Rachel meets my eyes, and her smile is cold and bright. “Fire.”
I match her smile with one of my own. “Fire. And when the army finally gets past the blaze, we won’t be where they expect, because we’re leaving the main road behind.”
“What are we waiting for?” Willow asks. “Let’s go burn something down.”
Chapter Twenty-Four
RACHEL
As the sun disintegrates into ribbons of fire in the western sky, we huddle at the edge of the rooftop, scanning the southern entrance to the city while we make a plan.

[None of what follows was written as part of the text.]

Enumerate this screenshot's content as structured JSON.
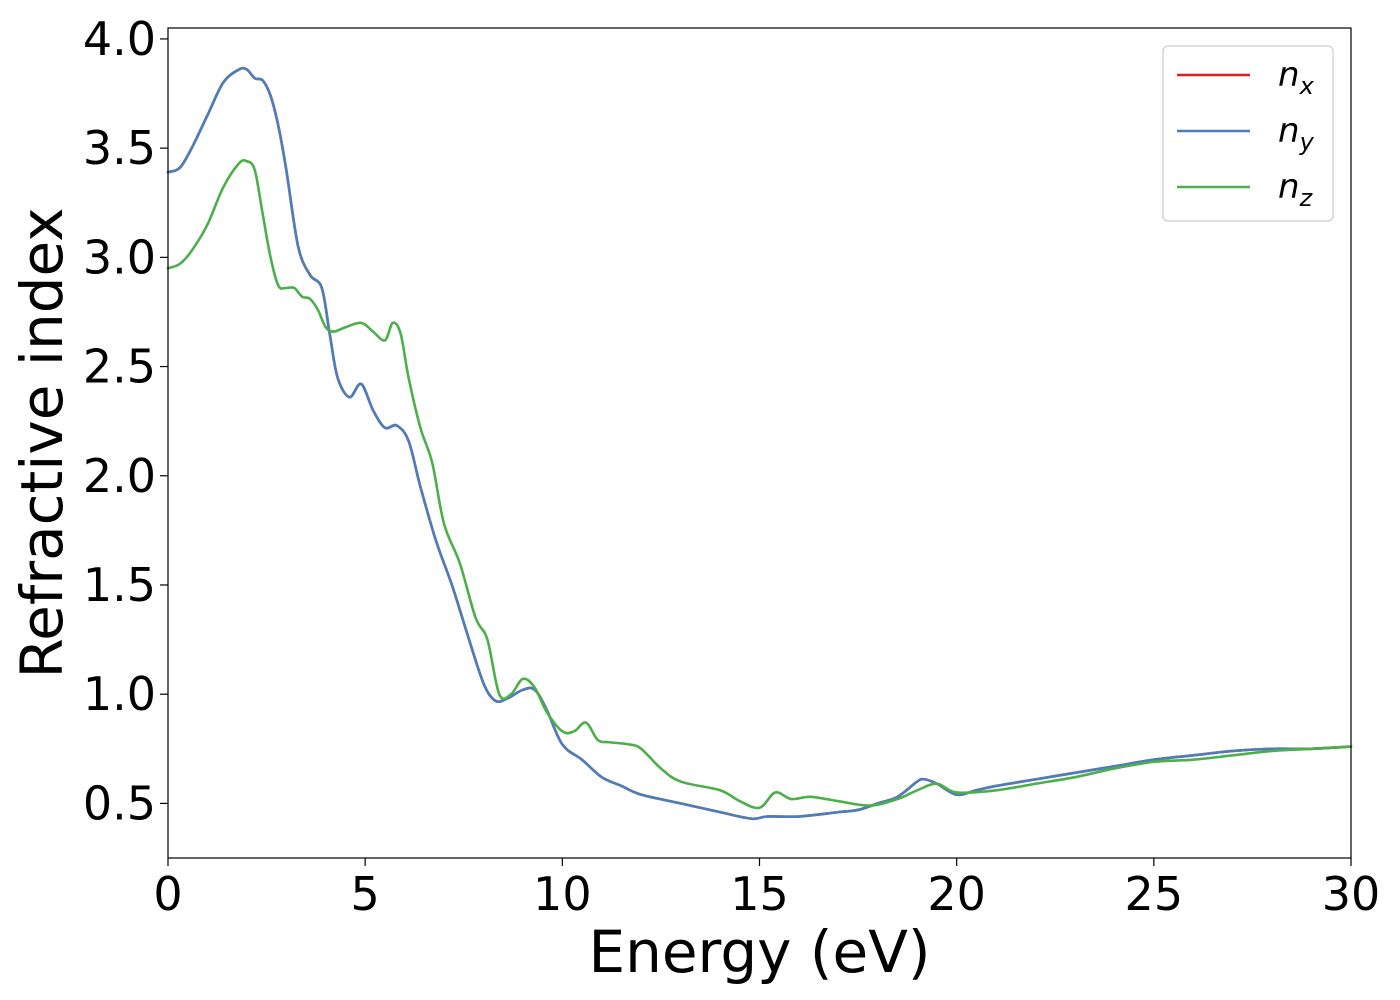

“Those houses along the western edge look like they’d burn.” Adam points toward a dilapidated row of homes that skirt the city limit.
“There’s plenty of flammable debris through the side streets that lead to this building, too,” Willow says.
“We’ll create a firebreak behind those houses at the edge of the city.” Logan’s voice is calm, though he won’t relinquish his grip on the guardrail that encircles the rooftop. “We’ll go out in teams after dark. One team will create a twenty-yard perimeter behind the houses to keep the fire from spreading toward us. The other team will gather wood, dried grass, underbrush . . . anything that will burn. We’ll spread the flammable materials in thirty-yard lines from the houses and into the Wasteland to help the fire head toward the bluff.”